The Crimson weren’t finished, keeping pace thanks to their own three-pointers. With five minutes left, Chris Lewis held the ball under the rim with a chance to tie the score, but his wide-open bunny was too strong. Smith flicked a floater over Lewis on the other end, and the Lions were never seriously threatened again. A home-run inbound to Patrick Tape in the final two minutes — set up by Adlesh’s diving steal — erased any doubt and gave the Lions their fourth straight home win.
Columbia’s comeback relegated a remarkable performance by Seth Towns to a footnote. Towns scored a career-high 31 points on 22 shooting possessions, getting them from long range (six threes), pull-up jumpers and a couple strong drives to the rim.
Towns is now averaging 23 ppg in Ivy League play, tops in the conference. He might stay there, because Harvard will keep relying on him heavily…

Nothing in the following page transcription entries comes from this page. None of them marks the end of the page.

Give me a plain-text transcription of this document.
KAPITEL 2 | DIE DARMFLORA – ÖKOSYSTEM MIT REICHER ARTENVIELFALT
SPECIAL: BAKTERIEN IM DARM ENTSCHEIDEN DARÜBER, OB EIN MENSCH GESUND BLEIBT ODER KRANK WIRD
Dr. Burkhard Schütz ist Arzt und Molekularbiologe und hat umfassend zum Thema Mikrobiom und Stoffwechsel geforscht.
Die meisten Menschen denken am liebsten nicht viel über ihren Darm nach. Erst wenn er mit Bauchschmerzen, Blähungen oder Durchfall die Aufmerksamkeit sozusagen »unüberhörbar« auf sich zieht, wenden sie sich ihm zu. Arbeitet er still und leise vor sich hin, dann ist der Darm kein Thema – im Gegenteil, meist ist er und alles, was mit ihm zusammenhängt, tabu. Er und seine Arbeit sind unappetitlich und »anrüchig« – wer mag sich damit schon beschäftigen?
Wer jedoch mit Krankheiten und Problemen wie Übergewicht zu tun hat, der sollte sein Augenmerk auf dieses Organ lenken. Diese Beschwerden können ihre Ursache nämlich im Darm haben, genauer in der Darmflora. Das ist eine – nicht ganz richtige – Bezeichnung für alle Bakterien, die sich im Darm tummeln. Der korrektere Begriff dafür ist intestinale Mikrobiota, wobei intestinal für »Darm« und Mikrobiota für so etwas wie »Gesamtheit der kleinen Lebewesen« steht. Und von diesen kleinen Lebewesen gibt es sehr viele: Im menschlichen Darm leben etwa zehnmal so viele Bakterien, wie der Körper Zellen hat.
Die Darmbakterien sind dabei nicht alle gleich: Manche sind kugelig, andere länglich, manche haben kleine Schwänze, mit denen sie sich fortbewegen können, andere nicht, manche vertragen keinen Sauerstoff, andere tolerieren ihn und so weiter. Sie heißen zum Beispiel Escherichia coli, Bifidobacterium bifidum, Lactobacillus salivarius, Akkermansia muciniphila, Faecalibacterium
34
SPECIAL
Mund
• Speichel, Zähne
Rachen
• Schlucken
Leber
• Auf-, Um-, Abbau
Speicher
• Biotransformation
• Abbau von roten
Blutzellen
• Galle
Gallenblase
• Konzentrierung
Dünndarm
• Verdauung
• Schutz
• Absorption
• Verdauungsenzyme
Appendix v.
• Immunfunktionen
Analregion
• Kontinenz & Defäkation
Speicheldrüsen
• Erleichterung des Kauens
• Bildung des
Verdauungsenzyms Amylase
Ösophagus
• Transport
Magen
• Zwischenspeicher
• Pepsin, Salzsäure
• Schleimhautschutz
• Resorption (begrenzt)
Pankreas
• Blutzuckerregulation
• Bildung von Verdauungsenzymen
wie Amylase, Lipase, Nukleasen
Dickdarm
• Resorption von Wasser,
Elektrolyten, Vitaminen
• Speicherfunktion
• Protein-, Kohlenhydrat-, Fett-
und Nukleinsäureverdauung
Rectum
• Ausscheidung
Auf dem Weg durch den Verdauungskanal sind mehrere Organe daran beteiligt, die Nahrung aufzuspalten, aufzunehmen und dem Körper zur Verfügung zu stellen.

Three more thoughts from Levien:
1. Bryce Aiken is far from 100%, and he might have become even further away. The reigning Ivy League Rookie of the Year came off the bench for a third straight game, following a month in which he was (mostly) sidelined with a knee injury. But with two minutes remaining, he pulled up lame while trying to break Columbia’s press along the sideline, grabbing his knee and letting out a dejected, “Aw, shit.” Aiken jogged off the court but was still in pain when he reached the bench, later walking through the postgame handshake with a mild limp.
“We’ll find out more if he’s going to be able to go tomorrow, or even in terms of further — I’m not sure at this point,” Amaker said after the game.
Even before that incident, though, Aiken was hardly his old self. Some of it was rust: After beating two defenders with behind-the-back dribbles early in the first half, he missed the ensuing layup by a full foot. But he lacked explosiveness, and he seemed to tire as the game went on, finishing without scoring (but with four assists) in 19 minutes.
The visitors still scored 1.16 ppp without much from Aiken, but they can’t rely on Towns (and Corey Johnson, who hit five threes) to carry them every night.
2. Mike Smith saved his best for last. The 5-11 point guard is usually Columbia’s engine, but he spent most of the first half refueling. Smith came off the bench for the first time in his career (for “basic team stuff”, according to coach Jim Engles), checking in at the first media timeout. He didn’t stay long, picking up two fouls and playing a season-low six minutes by halftime.
Smith was fresh for the second half, however, scoring 14 points with five assists in the frame. He hit three-pointers over bigger defenders, and he engineered a perfect pick-and-roll that set up a Tape dunk down the stretch. “He was able to keep the offensive pace flowing, he did a good job at the end of the game making sure everyone was involved, and he made big baskets for us,” Engles said. “He played like the Mike Smith that we’re all aware of.”
3. Ivy League play is back in style. Friday marked the first full day of conference games, and all four were thrilling: Princeton and Penn needed overtime to hold off Yale and Brown, respectively, while Cornell overcame a four-point deficit in the final 40 seconds to beat Dartmouth. Columbia’s victory pulled it into a four-way tie for fourth place at 2-3, though the Lions have the best win in that bunch. With half the league bunched together, and even the favorites looking wobbly, the next five weekends should be entertaining.
Columbia put on a dominant show last night with lots of Lions sharing in the takedown of the Cantabs. Castlin looks like he’s getting his mojo back. With a backcourt rotation of Smith, Castlin, sharpshooter Adlesh, Stefanini, and Hickman, Columbia could have a potent combination. Tape is getting better game by game. And Faulds, Hanson, and Brumant are cooking in the wings. Still a very young team in development here. Go Lions!
LikeLike
Not sure a 7 point home win when your opponent is saddled with injuries qualifies as “dominant.” Remember, Columbia trailed for the opening 25 minutes and by as much as 15 points. I guess when you’re 6-13 with a KenPom ranking in the 220’s any win elicits superlatives.